Ее ждали. Одни — не сомневаясь, что писатель наконец-то из латентной формы в наглядную переведет собственный антисемитизм, проявленный (или будто бы проявленный) уже в его более ранних произведениях. Другие — опять-таки не сомневаясь, что эти книги снимут с Солженицына, опять же наконец-то, все обвинения в антисемитизме.
С разрывом в год оба тома солженицынского исследования поступили на рынок. О них, разумеется, много писали, и писали разное, с прямо противоположных позиций. Но скандала не вышло. По той простой причине, что все, кто откликнулся на двухтомник «Двести лет вместе», не только не переменили свое априорное мнение о Солженицыне, но и укрепились в нем. Так, Григорий Бакланов в обширном памфлете «Кумир», прочтя обе книги «с карандашом, не спеша», нашел, что «как историческое исследование» они «совершенно ничтожны и не заслуживают подробного разбора». Зато еще раз удостоверился в том, что «Солженицын не любит евреев», «даже ненавидит» и «эта ненависть зоологического свойства», так что вполне уместно будет применить к нему слова Лиона Фейхтвангера «Не каждый подлец — антисемит. Но каждый антисемит — подлец»[109].
Если подходить к этому вопросу сугубо количественно, то нетрудно убедиться, что среди сотен и печатных, и сетевых откликов такая точка зрения, безусловно, преобладает[110]. Но, преобладая количественно, она отнюдь не является единственной. Защитники Солженицына в прямую полемику с его обвинителями не вступили, но, тем не менее, ясно изложили свои взгляды, увидев «величие Солженицына» в частности и в том, что он умеет корректно «вести ответственный разговор о том, что мучает очень многих»[111]. Их позиция, таким образом, не переменилась, как, впрочем, не переменились позиции и тех, кто истолковал двухтомник Солженицына как исповедь застенчивого антисемита или как манифест воинствующей ксенофобии. А раз status quo соблюдено, то откуда же взяться скандалу?
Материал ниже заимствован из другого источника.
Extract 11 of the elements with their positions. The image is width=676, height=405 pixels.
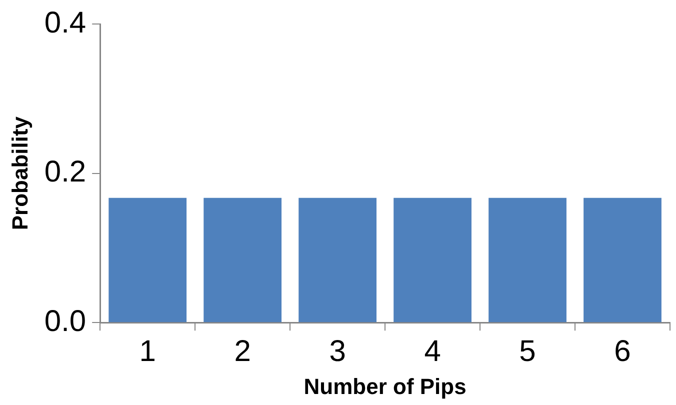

Такому, например, какой еще в 1986 году вызвал обмен письмами между историком Натаном Эйдельманом и писателем Виктором Астафьевым[112].
Дело уже давнее, поэтому напомним, что на заре перестройки Астафьев, преодолевая сопротивление цензуры, напечатал в журнале «Октябрь» роман «Сентиментальный детектив» (1986, № 1), а в журнале «Наш современник» рассказ «Ловля пескарей в Грузии» (1986, № 5). В рассказе грузины были представлены высокомерными торгашами, беззастенчиво обирающими доверчивых русских людей, — и реакция последовала незамедлительно. Уже в июле «Наш современник» вынужден был напечатать протестующее письмо И. Абашидзе, Ч. Амирэджиби и О. Чиладзе[113], а на очередном (и, как оказалось, последнем) съезде писателей СССР грузинская делегация потребовала от автора рассказа извинений и, не дождавшись их, демонстративно покинула зал заседаний в Большом Кремлевском дворце, так что в конце концов публичные извинения от имени русских писателей вынужден был принести один из старейших делегатов съезда Гавриил Троепольский. В кулуарах много говорили и об астафьевском романе, о том, что в нем писатель, наряду с вполне традиционными для деревенщиков выпадами в адрес городской интеллигенции, позволил себе недобрым словом помянуть «десяток еврейчат», занимающихся русской литературой. Впрочем, опасения, уж не встал ли и Астафьев, вслед за Владимиром Солоухиным, Василием Беловым и Валентином Распутиным, на позиции воинствующего национализма и, соответственно, антисемитизма, звучали вот именно что в кулуарах. О гласности в ту пору еще никто не слыхивал, проблема русско-еврейских отношений была в советской печати абсолютно табуирована, так что, возможно, эти опасения рассосались бы сами собою, — благо, Астафьев располагал к тому времени одной из самых безупречных писательских репутаций, в том числе и в глазах либеральной интеллигенции, чувствительной к самомалейшим проявлениям ксенофобии.